Colin the Chicken was like watching Fawlty Towers. It was so painful. Having Colin’s papers was great and checking if the hazelnuts he was fed was also organic was next level.
Matt, since you're a native I'm going to forgive you for calling California "the c word" in your opening paragraph. I have to assume since you haven't lived here in a while it's just a bad habit you've picked up from out-of-staters.
It's more that I have the self-confidence to not give a shit!
Could we we start giving JFK jr any treatment, that involves lots of visuals and his great speaking voice?
I am down with any conspiracy theory that gives the hot, charismatic, Kennedy jr. some visibility. If the Q people had manifested him back to life, I would have gone to the next party they threw in the Capitol.
The 24th anniversary of his death is coming up. Perhaps, after all the Shabbat dinners Matt has recently attended, he could lead the Fifth, in a Mourner's Kaddish for John John.
George was ahead of its time (remember when putting Cindy Crawford on the front of a political magazine, dressed as George Washington, was considered risque?) and JFK was the Jr. who was supposed to be president, not his mutant cousin .
Sadly, no!
These days every lunatic stumbles on one or two truths that no one else is willing to say. It's impossible to draw the line at liars and frauds, but you've got to draw the line at lunatics because they are unpredictable. Like them or not, with a Biden or a Desantis, you know what you are going to get.
I for one don’t like what I’m going to get from DeSantis. He seems more dangerous than the lunatics.
Agreed. He sounds like Pelosi or Feinstein these days.

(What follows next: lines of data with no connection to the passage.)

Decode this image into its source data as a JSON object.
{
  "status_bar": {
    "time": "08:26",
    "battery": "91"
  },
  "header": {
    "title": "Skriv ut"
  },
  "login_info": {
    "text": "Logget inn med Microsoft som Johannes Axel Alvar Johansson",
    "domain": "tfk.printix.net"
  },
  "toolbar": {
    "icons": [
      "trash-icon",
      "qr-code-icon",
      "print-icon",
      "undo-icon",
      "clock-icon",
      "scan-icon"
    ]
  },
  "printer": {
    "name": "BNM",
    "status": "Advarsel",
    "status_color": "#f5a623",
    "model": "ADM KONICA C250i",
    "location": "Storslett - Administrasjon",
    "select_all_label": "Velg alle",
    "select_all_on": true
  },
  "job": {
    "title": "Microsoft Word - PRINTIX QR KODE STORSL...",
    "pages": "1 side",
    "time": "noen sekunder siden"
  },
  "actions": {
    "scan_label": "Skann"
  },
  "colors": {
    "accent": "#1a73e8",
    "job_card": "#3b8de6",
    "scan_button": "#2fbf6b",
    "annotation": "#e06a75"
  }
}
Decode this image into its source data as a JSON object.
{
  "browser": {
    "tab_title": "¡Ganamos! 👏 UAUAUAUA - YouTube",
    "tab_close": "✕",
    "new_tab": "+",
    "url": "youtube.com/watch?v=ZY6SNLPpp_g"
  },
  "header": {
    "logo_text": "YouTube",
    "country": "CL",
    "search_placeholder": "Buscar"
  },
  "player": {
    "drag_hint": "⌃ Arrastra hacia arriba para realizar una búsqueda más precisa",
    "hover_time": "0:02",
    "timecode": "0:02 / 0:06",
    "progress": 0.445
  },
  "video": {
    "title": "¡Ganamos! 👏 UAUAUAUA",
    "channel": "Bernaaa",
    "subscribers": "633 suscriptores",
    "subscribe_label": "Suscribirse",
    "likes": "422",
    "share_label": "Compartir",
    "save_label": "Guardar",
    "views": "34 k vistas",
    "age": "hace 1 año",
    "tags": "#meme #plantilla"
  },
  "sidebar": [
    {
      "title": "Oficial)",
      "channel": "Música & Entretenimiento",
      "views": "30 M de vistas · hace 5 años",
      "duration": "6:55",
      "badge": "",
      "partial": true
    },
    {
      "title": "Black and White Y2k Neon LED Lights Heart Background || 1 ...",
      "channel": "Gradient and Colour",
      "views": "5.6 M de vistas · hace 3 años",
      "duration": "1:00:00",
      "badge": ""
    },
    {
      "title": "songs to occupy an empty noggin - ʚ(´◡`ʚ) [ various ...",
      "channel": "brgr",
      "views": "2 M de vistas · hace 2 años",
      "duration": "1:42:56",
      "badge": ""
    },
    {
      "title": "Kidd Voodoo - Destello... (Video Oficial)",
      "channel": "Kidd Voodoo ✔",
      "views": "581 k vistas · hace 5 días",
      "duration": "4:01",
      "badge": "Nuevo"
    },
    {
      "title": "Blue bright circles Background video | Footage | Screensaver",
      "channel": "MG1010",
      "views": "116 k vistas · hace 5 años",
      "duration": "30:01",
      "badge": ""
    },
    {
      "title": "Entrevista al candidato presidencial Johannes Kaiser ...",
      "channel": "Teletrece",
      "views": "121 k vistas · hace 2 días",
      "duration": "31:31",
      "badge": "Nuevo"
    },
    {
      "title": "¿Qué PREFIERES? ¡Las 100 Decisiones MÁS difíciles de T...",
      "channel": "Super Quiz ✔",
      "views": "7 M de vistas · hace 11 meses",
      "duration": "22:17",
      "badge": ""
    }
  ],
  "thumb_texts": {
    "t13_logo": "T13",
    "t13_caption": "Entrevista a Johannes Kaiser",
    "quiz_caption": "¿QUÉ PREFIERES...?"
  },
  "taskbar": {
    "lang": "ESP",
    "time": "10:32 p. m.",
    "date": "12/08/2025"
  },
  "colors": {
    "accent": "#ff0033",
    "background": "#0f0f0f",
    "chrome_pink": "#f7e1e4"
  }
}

I just enjoy how this loopy scion of one of - if not the - most wealthy, connected, and political insider-y families is seen by many as being *more* relatable than most other Democrats and is termed a "populist" candidate. Normally the guy who grew up in Cape Cod and hung out in the Oval Office before he was in middle school isn't the one most voters would see as the proverbial "candidate they'd want to have a beer with".